Making Do And Feeling Rich

I’m drinking warm tea from the very first mug I bought myself. I got it from a dollar store and it has a photo of a Golden Retriever wearing glasses. I remember feeling that the mug represented adulthood. I was finally living in an apartment, not my parents’ home that was already stocked with drinking ware or a dorm room where there was no room for dishes. It has survived over 10 moves and now resides in the community cabinet at my workplace. I share it with my coworkers and today it sits on my desk and it makes me smile that it has been a companion to me as I wade deeper into the trenches of adulthood for over a decade. The CEO has told me it’s one of his favorite mugs.

The first couch I owned was originally my parents’. My boyfriend in college tackled me onto the couch and broke one of the legs. It survived two years in my living room with a stack of textbooks as stand-in for the missing leg. It was my couch the first time I lived on my own sans roommates. It was the place I moped and watched a ton of movies. It was the couch I had when I experienced my first heartbreak by the same boyfriend who helped me break it. It was the first couch my younger brother ever experienced. I have photos of myself kissing my new baby brother on that couch. It was a piece of my childhood offering somewhere to rest when I was on my own for the first time.
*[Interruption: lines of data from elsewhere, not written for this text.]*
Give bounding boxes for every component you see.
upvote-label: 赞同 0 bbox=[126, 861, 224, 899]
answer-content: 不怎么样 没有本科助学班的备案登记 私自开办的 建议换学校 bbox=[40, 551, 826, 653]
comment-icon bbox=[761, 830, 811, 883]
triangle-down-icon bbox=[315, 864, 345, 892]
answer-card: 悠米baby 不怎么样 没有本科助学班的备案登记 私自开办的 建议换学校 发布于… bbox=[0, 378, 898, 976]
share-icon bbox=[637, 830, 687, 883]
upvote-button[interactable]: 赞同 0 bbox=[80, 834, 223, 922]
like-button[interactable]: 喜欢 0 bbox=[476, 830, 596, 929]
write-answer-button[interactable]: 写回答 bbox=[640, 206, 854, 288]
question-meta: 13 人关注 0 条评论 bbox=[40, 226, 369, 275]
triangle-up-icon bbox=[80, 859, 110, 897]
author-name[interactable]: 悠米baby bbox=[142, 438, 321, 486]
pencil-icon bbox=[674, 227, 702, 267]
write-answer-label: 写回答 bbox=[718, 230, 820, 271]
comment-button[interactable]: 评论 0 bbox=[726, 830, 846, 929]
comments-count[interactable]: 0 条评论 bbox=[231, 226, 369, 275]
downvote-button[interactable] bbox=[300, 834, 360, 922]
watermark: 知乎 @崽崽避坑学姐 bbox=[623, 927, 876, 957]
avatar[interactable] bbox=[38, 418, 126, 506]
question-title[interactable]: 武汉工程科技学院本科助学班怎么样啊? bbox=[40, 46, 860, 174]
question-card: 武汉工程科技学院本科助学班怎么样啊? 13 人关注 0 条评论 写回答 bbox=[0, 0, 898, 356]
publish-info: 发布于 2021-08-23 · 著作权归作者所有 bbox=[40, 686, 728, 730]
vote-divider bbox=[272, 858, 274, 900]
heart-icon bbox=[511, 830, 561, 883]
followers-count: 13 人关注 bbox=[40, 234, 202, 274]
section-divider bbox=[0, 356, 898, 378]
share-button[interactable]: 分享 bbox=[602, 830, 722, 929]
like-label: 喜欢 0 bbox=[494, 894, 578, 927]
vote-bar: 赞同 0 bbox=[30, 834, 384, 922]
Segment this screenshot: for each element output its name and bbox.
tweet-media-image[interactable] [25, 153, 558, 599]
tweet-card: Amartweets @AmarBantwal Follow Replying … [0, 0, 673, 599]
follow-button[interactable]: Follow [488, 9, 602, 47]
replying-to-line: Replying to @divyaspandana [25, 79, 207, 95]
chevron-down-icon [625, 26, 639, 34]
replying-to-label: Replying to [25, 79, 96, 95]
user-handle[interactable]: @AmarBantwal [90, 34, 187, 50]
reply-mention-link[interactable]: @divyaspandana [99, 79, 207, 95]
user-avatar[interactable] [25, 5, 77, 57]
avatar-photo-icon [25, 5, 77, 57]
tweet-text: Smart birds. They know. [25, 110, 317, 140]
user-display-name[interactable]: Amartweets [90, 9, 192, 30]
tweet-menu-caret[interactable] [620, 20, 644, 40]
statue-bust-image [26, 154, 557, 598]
Today, I’m newly moved into an apartment and we are without a couch. I had sold most of my furniture when I moved in with the ex. Cohabitation with lovers can be very bad for furniture. Living without a couch has made me wistful for that three-legged ugly couch.

I know years from now I will remember coming home to my current apartment. Seeing my friend and new roommate on the floor. Both of us laying on the hardwood floors and exhaling from a long work day. Earlier this week the pizza delivery guy knocked and she got up and I remained motionless, flat on my back in the middle of the floor. The pizza guy peered over Ashley’s shoulder and laughed. “Is she okay?” Laughter. “We just moved.” I will remember our first night together sitting on the floor and watching Youtube videos of romantic proposals. Her eating candy corn, me eating cereal. “Ready to watch other people be happy?”

When we look back at the moments we thought we were just merely making do with what we have, we’ll learn with the rosy tint of hindsight, that we were in fact very rich.